作者有话要说:某人与某人的见面,其实就这么人为的提前了。




7

7、第六章 皇上驾临 。。。 
 
 
  清晨的光从雕花百叶窗中一丝一丝地透进来,溢满屋内的整个空间,在菱花帐子上打出一大片灿烂的光晕,照到苏靖沉睡的面容上。
  她凌乱的长发铺泻在玉白色的床单上,像是一幅写意的水墨画。
  脸际清俊简洁的轮廓,细长的脖子,消瘦的双肩,以及两排精致而苍白的锁骨,却在光辉中呈现出一种有悖于和谐的不羁狂野的美丽。
  朝书托着帕子在一旁有些呆了,直到帕子上的水完全凉彻底才反应过来。她呀了一声,就看见苏靖已经醒了过来。

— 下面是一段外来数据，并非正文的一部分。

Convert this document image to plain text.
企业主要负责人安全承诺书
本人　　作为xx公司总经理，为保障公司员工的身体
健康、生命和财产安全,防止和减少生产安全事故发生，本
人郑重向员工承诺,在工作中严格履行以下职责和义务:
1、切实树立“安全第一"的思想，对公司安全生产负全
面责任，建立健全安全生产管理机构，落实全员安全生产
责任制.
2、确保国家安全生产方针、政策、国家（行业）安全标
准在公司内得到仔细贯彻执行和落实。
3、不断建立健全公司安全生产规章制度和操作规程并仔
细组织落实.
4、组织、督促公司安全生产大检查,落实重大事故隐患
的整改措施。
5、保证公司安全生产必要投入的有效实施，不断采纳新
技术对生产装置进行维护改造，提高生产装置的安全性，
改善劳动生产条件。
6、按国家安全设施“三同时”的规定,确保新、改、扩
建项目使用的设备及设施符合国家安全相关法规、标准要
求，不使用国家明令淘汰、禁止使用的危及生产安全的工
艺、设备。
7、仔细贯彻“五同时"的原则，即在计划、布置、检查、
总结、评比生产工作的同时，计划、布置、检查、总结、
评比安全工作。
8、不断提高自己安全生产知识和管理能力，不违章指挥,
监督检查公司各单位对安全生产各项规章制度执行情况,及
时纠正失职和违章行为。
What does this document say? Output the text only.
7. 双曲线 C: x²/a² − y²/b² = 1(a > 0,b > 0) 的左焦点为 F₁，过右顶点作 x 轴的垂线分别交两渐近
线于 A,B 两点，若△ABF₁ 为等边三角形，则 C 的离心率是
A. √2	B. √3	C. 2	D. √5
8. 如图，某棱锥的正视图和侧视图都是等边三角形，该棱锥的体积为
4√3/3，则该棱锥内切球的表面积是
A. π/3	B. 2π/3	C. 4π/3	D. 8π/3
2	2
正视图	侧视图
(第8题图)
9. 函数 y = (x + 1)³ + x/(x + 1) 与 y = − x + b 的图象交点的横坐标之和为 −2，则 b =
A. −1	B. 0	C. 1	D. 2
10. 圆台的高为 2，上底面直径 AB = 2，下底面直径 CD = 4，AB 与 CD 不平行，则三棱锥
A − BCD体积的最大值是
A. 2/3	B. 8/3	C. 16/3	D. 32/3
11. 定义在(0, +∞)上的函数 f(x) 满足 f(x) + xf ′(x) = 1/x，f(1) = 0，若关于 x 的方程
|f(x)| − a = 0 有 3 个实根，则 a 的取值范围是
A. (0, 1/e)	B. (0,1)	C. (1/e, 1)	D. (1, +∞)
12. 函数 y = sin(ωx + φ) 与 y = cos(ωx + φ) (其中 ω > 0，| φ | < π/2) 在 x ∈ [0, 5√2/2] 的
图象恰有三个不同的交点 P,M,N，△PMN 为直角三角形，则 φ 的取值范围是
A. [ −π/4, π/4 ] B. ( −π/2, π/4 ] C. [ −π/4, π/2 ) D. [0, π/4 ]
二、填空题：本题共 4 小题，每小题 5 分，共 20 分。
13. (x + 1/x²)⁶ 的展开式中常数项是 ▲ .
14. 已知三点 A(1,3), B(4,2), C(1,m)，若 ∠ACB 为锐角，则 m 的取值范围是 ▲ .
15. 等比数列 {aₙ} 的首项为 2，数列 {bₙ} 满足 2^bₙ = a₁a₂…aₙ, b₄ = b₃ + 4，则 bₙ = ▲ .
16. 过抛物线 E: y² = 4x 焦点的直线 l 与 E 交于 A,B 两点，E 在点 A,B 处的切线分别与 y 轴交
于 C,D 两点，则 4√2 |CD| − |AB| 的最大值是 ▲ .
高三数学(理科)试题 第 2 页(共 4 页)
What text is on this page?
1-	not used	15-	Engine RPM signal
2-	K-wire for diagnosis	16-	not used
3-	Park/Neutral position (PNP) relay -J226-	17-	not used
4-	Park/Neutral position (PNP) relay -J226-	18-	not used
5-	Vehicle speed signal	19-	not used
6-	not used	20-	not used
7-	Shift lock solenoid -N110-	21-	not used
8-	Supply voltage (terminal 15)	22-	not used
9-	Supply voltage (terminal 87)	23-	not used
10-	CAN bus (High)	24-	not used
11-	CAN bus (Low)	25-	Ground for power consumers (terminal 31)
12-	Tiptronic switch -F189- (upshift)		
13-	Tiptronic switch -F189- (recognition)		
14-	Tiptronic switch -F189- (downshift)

  “女织,帕子凉了,我是去换还是您将就一下?”她索性笑嘻嘻地上前,一天的相处,她也差不多理解了苏靖的脾性。
  那么何苦自己为难自己。
  苏靖撇嘴,半撑起身子拍了一下她的头,“你这家伙,稍微纵着你,你就跟我耍赖皮。帕子给我!”
  她擦完脸,翻身起床,从朝书手中接过衣服一边穿一边问道,“今天是不是还要去给那些姐姐们请早安?”
  “是。”朝书帮忙系上衣服带子,退后两步上下全身一打量,邹眉道,“太素了。”
  苏靖往镜子中瞄了一眼,青色的外衣加藕色的长裙。她的眉头也起了褶子,怎么看起来不伦不类的?
  “凑合吧。”她理了理裙摆,这些都是分例上的东西,她可不能像宫中其他女人那样挥霍千金置一衣。准确来说,她现在身上连一两银子都没有。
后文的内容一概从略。